Chapel nourishes soul. The refectory nourishes body, and a library nourishes our mind, okay? And quite a little saying about a medieval commentator, he's not very well known, in the 12th century when monastic and scholastic theology were beginning to have attention with each other. And he was trying to explain to somebody the difference between monks and the new kind of theology, and he says, well, the monks pray and read. They pray and read, two things. The scholastics simply read. They don't pray. It wasn't a very kind comment. And I was at a conference one time with some theologians. I said, nowadays, they neither pray nor read.
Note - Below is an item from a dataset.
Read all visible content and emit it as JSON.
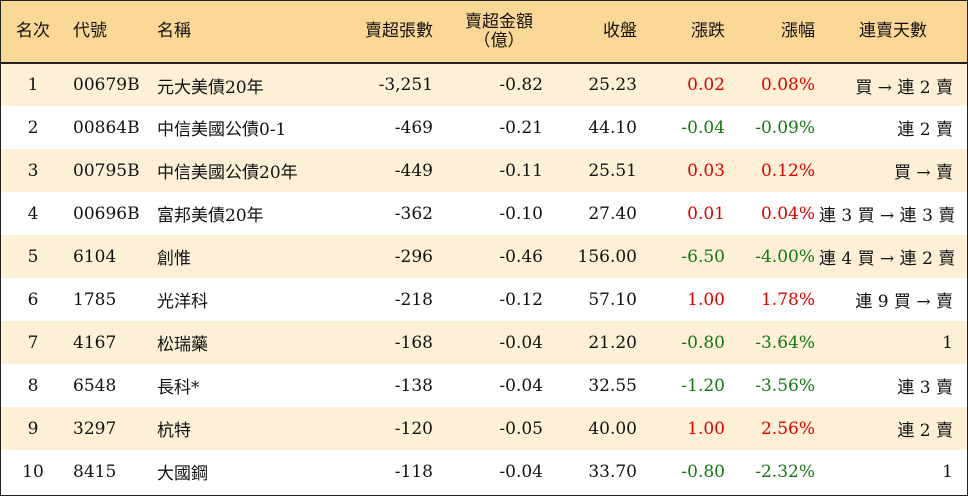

They just go to conferences. Maybe that's not very kind either. All right.

[13:50]

I want to underscore that Benedictine monastic life draws us to two wells. to wisdom and love. And that's pointed to in chapter 73, the last chapter of the Holy Will. This little rule for beginners, at last we'll reach the summits of wisdom and virtue. Now it doesn't say love, but Placide Desai sort of pulls that question of virtue apart. And he said, virtue, and I think he's probably reading a Greek translation of the rule, is dynamis, which means power, and virtue means power. And he says, the dynamis, the dynamis, the real dynamis is love. Love is the energy. So you could read that as the two wells being wisdom and love. Keep those two wells in mind, because I'm going to conclude with it tomorrow. I think that's important because, you know, the Buddhists say that enlightenment is wisdom and love, particularly the Tibetans talked about wisdom and love, and the transformation, enlightenment process, as they called it, the inner marriage of wisdom and love.

[15:07]

I'm going to talk about that in the conclusion tomorrow. So Placide Desai says that the little coda at the end of chapter 7 points to the prologue as we run away of the commandments our hearts expand with unstealable love and to chapter 73 of growing into deep wisdom and deep love. Tomorrow's conference I'm going to talk about the monk in the world, or monasticism in the world, and how the Holy Spirit fits into all of that. And I'd also like to have some discussion tomorrow, so I encourage you to think over tonight some possible discussion questions, reflections that you may have. I didn't get a bibliography together for you, but I'd like to eventually send you a bibliography. I don't know how soon I'll be able to get to it, but sometime within the next month or so, maybe I'll get to it.

[16:09]

And finally, I'd like to end with a poem by a sister from the College of St. Catherine, where I went to school. About the energy of the Holy Spirit and the freedom, you know, I said that 2 Corinthians 3.18 is sort of the key passage in the New Testament for me about transformation. Now, where the Spirit of the Lord is, there is freedom. And we, with unveiled faces, are transformed from glory to glory. This poem is titled, When the Spirit Next. When the spirit next embrace me, catch me, bones and all, in her wild wing, I'll ride out bolder, older, in her half-mask, her universal love of love, her pinpoint stars, how free, how utter dark, her wheeling, light, how nearly laughing, unashamed. a little bit like E.E. Cummings, you know. But it's that freeing energy of the Spirit and the energy that nudges us forward.

[17:14]

One of the prayers we had at liturgy this evening, you know, about, you know, the concern about the world and where the world's moving, and that's what we're going to talk about tomorrow morning. When the Spirit next embraced me, catch me, bones and all, in her wild wing, I'll write out, bolder, bolder, in her how vast universe of love, her pinpoint stars, how free, how utter dark, her reeling light, how nearly laughing, unashamed. So we'll have the last conference tomorrow and have some discussion after it.